Comme le disait un jour notre ami Vincent le
Chaméléon, on ne peut pas toujours répéter "dans
le temps c'était mieux"*, mais je regrette quand même cette
époque bénie des années 50-70, l'âge d'or de la comédie italienne à dimension
sociale. Le tragique du néoréalisme des années 40-50 avec ses chefs-d'œuvre emblématiques
comme Le
voleur de bicyclette de Vittorio
de Sica ou la
Strada de Fellini va faire place à un cinéma plus satirique, jusqu’à l'absurde cruel dans Affreux, sales
et méchants dont je vous parlerai un de ces quatre, un bijou de
férocité avec de nouveau Nino Manfredi.
À noter que De
Sica ou Fellini avait déjà anticipé
un virage tragicomique dans les années d'après-guerre, l'un avec Miracle à Milan
et l'autre avec Les
Nuits de Cabiria tourné quatre ans après la Strada, un film
loufoque où Giulietta Masina troquait la
bouille simplette de Gelsomina pour la gouaille haute en couleurs
d'une péripatéticienne blackboulée par la vie mais éternellement optimiste. Bordel
! On les ressort quand en V.O. sur DVD toutes ces merveilles ? Vittorio de Sica semble plus avantagé
par les labels et coup de chance, le film culte chez nos voisins transalpins et
chroniqué ce jour est disponible dans une belle réédition.
(*) Vincent avait réagi
avec drôlerie à propos de Monstres
Invisibles, un film de SF totalement surréaliste de 1958,
l'archétype du nanar fauché où des cervelles géantes en celluloïd s'attaquaient
aux humains !!! (Clic)
Sorti en 1974,
Pain et
Chocolat est une satire terriblement actuelle et acerbe de la
vie de migrants italiens ou autres qui tentent leur chance dans des pays
étiquetés eldorados économiques. Si Nino Manfredi
déjà célèbre incarne le rôle principal de Nino Garofalo, un quadra italien en quête du bonheur
dans la Suisse alémanique proprette et farouchement xénophobe, le réalisateur Franco Brusati est moins connu, car ce
dramaturge plutôt scénariste n'a tourné personnellement que neuf films. C'est
maigre, mais parmi ses scénarios on compte Le Jardin des Finzi-Contini tourné par Vittorio de Sica en 1970
et montrant la destinée tragique d'une famille de juifs italiens pendant les
heures noires du fascisme… Un chef-d'œuvre de plus…

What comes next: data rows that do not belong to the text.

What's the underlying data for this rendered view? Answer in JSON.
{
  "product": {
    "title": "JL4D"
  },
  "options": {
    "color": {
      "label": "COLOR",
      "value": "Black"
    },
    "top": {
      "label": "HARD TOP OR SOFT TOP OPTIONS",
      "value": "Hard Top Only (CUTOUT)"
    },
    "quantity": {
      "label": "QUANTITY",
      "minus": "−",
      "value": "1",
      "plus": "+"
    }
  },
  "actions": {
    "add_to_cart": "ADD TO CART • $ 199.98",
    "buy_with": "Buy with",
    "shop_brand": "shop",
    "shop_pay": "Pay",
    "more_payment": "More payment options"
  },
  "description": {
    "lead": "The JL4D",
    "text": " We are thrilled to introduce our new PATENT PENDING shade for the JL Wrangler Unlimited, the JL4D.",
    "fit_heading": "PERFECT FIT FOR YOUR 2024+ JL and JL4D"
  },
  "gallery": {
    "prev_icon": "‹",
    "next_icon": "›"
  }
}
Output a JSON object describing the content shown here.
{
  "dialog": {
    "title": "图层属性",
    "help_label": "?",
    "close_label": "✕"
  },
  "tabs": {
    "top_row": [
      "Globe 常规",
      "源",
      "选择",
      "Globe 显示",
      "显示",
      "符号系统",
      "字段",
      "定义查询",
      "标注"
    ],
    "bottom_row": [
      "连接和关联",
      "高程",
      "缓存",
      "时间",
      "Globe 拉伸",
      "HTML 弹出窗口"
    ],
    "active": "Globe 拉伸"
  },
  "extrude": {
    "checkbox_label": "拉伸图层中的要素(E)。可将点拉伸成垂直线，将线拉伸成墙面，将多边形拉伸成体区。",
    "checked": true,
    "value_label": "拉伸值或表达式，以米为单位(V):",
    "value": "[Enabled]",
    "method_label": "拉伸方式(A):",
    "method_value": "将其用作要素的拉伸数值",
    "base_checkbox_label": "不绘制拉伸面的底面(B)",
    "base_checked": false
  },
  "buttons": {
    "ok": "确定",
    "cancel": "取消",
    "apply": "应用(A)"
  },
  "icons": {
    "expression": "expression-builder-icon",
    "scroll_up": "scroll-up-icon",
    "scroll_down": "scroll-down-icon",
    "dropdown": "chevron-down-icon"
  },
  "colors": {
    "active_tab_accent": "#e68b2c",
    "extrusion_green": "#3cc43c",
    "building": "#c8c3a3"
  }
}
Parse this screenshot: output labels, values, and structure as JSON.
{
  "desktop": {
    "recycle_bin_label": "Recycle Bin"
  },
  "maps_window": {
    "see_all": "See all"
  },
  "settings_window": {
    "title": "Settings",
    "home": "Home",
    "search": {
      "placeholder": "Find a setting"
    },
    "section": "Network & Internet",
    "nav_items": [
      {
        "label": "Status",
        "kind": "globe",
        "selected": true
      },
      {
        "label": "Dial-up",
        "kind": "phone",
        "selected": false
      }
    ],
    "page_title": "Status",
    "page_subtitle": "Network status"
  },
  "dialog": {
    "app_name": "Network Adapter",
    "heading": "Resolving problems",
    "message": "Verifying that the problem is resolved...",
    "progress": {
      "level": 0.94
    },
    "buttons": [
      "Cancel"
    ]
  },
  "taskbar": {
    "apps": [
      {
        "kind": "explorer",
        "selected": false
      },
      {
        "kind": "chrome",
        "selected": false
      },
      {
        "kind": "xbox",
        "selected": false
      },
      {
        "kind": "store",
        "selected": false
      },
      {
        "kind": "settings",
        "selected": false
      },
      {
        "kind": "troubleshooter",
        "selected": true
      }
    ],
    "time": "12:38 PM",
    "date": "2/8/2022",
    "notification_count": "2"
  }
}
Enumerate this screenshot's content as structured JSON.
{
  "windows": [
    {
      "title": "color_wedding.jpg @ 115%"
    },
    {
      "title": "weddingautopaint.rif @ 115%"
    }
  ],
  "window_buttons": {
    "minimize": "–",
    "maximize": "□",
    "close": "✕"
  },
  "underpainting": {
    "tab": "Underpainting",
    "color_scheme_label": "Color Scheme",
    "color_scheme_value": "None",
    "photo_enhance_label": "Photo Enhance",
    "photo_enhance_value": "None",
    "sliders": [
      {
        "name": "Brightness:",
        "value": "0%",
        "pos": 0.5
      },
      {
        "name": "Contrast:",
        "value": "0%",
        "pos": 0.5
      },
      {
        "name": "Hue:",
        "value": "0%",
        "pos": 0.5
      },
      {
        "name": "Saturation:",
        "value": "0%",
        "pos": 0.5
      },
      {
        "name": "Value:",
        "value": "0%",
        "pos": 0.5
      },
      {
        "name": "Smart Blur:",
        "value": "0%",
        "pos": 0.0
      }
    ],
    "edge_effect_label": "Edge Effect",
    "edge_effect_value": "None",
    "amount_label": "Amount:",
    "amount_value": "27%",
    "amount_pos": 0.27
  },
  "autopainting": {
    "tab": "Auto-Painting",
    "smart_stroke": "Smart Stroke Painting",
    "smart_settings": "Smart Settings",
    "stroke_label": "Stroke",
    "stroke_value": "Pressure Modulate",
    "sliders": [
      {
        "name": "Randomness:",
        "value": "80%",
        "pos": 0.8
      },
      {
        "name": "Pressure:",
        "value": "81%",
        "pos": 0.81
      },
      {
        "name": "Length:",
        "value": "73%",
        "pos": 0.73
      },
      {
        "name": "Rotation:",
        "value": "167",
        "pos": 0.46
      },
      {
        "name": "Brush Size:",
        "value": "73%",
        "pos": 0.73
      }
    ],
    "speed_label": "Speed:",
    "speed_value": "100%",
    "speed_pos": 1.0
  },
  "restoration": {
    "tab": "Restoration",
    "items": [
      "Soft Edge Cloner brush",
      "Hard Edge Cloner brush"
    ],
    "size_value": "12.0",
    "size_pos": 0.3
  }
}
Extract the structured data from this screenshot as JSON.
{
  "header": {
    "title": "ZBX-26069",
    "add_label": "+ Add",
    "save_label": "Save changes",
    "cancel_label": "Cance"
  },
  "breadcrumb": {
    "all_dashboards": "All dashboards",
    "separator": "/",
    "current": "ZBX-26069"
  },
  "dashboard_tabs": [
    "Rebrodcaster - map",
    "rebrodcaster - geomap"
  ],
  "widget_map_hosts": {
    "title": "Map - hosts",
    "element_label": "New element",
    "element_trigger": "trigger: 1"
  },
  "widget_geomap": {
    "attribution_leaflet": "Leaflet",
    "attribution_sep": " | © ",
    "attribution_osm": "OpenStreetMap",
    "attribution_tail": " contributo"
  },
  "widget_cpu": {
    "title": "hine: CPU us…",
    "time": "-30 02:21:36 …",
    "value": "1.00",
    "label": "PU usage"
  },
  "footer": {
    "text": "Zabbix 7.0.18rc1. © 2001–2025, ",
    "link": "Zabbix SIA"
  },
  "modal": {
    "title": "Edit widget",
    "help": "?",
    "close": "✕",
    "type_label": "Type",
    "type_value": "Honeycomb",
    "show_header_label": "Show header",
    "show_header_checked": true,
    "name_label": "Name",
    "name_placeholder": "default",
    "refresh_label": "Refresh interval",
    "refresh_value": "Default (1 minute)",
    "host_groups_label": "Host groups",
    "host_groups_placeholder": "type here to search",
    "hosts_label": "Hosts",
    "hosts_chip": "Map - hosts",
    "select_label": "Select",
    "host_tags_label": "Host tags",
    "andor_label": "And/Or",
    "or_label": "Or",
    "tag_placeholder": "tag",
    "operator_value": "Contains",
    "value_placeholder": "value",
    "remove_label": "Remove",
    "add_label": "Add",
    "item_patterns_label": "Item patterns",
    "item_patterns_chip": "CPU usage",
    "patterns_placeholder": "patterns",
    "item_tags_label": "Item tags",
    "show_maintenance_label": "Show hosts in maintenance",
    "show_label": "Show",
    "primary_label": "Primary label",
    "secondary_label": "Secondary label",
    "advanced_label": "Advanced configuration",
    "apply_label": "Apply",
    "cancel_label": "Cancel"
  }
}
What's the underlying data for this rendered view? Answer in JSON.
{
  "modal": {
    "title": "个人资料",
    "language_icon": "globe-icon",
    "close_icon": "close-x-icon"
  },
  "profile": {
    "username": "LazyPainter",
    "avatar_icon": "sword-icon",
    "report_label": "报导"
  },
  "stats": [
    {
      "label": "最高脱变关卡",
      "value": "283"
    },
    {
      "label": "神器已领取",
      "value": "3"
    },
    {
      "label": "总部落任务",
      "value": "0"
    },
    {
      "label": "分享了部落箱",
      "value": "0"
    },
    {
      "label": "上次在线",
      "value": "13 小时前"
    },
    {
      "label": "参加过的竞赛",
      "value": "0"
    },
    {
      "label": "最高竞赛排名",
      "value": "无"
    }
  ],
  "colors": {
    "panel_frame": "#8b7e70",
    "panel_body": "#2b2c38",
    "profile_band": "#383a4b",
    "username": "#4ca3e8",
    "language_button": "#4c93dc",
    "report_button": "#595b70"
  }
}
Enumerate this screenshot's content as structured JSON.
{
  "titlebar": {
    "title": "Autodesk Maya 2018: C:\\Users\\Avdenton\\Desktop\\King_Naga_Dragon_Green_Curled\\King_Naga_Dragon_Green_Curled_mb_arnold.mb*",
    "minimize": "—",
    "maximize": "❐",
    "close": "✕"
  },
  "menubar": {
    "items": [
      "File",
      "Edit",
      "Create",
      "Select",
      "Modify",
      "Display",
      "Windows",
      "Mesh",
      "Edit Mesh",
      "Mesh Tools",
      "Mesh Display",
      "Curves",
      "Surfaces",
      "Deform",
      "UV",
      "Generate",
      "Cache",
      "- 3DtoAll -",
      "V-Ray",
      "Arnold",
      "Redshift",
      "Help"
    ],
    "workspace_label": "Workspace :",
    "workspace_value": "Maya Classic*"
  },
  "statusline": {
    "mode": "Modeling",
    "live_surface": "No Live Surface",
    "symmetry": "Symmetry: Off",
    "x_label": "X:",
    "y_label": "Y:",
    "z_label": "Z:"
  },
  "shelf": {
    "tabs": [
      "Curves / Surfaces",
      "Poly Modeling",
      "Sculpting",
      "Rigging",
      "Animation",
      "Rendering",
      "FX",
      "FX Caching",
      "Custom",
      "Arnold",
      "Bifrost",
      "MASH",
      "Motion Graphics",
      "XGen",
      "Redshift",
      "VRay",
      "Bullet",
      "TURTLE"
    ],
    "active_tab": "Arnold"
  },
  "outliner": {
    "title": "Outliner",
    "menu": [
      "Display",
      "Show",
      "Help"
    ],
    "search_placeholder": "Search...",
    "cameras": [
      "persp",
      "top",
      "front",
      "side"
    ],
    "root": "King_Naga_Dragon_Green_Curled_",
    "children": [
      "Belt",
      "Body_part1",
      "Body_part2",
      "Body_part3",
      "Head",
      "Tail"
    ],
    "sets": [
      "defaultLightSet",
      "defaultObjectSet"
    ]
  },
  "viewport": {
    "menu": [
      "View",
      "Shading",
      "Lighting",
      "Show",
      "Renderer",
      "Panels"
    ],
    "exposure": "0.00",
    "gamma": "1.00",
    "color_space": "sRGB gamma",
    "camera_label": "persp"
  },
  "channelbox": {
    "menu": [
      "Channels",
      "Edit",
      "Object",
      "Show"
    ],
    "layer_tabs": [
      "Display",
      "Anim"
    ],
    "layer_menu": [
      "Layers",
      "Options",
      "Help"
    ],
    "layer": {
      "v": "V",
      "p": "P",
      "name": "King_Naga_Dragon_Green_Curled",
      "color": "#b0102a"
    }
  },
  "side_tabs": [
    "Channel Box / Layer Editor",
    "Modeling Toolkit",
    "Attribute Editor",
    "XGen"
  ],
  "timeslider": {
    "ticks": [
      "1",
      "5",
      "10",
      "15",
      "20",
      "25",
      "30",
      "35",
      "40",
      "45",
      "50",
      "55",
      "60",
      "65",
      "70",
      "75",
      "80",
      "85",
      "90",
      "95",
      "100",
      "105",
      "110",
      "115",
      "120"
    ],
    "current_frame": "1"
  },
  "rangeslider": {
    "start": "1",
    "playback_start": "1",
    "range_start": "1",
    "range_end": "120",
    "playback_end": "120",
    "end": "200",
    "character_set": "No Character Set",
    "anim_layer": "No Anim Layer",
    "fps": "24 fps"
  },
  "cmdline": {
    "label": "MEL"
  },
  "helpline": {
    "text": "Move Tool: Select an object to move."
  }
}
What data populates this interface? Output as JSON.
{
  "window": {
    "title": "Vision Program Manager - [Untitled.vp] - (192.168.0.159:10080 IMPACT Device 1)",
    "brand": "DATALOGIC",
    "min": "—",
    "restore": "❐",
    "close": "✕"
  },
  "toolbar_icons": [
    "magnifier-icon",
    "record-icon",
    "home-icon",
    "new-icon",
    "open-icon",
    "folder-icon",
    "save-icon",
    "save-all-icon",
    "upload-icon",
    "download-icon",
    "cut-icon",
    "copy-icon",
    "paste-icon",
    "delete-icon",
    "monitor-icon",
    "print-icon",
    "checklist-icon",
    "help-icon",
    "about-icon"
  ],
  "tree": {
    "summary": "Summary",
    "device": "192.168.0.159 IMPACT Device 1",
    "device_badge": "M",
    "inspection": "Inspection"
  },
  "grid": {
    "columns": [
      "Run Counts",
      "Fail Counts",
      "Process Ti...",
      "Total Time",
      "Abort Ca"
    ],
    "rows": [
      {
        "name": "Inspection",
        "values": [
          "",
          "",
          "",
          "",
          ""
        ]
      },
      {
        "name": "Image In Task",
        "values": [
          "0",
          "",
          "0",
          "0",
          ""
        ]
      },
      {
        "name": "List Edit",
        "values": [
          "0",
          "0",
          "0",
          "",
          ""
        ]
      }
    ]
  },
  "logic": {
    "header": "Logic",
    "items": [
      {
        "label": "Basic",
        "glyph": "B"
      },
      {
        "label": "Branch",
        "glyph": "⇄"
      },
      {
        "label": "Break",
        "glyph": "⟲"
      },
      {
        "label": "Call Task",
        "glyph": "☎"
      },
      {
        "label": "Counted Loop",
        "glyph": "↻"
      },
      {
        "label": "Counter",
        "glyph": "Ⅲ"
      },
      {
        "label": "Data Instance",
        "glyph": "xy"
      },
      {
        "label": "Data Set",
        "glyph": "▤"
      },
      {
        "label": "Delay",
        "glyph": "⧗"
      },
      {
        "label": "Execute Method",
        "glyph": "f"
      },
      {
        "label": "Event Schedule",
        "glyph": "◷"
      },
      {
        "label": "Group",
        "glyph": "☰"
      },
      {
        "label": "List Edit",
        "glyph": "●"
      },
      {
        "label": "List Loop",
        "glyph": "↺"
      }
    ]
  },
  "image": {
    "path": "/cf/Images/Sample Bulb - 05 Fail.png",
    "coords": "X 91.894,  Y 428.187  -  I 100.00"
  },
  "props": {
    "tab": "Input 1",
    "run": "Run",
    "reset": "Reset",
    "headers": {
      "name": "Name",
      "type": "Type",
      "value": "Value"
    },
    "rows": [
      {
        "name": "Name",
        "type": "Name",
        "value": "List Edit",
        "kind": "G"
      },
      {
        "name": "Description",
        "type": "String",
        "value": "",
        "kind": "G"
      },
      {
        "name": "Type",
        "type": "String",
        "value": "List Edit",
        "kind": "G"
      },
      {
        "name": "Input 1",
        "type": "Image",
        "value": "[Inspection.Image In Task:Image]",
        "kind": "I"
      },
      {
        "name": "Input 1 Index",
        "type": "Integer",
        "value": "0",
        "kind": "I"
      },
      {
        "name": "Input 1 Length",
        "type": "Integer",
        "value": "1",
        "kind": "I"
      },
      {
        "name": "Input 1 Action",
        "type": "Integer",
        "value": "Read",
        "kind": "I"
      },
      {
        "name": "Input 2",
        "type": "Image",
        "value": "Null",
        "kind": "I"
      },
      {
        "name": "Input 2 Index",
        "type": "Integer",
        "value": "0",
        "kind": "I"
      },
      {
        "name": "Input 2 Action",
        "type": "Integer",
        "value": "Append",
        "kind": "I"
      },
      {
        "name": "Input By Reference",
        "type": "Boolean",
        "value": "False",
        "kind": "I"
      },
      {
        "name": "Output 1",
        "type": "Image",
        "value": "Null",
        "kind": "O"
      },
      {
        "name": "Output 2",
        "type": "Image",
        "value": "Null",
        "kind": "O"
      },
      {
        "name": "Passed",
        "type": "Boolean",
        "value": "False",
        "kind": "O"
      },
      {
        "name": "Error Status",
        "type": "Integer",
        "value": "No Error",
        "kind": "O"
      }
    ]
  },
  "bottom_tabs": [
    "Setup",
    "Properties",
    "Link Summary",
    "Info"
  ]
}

Dénonciation de l'exploitation des "déclassés"
émigrés, Pain et Chocolat repose sur
une suite de scénettes qui se veulent drolatiques, souvent héritées du style
burlesque de Chaplin dans le Kid ou
les temps
modernes. Oui drolatiques, mais teintées d'amertume voire d'effroi,
notamment dans la scène culte où Nino trouve asile dans un poulailler ou
d'autres malheureux clandestins* ont régressé au stade de gallinacés mutants,
des néanderthaliens de la plume et des caquètements, je vais y revenir.
(*) Plus de quarante après,
ce mot est synonyme de désespoir, de mort, et acquiert des relents de nationalisme
fascisant.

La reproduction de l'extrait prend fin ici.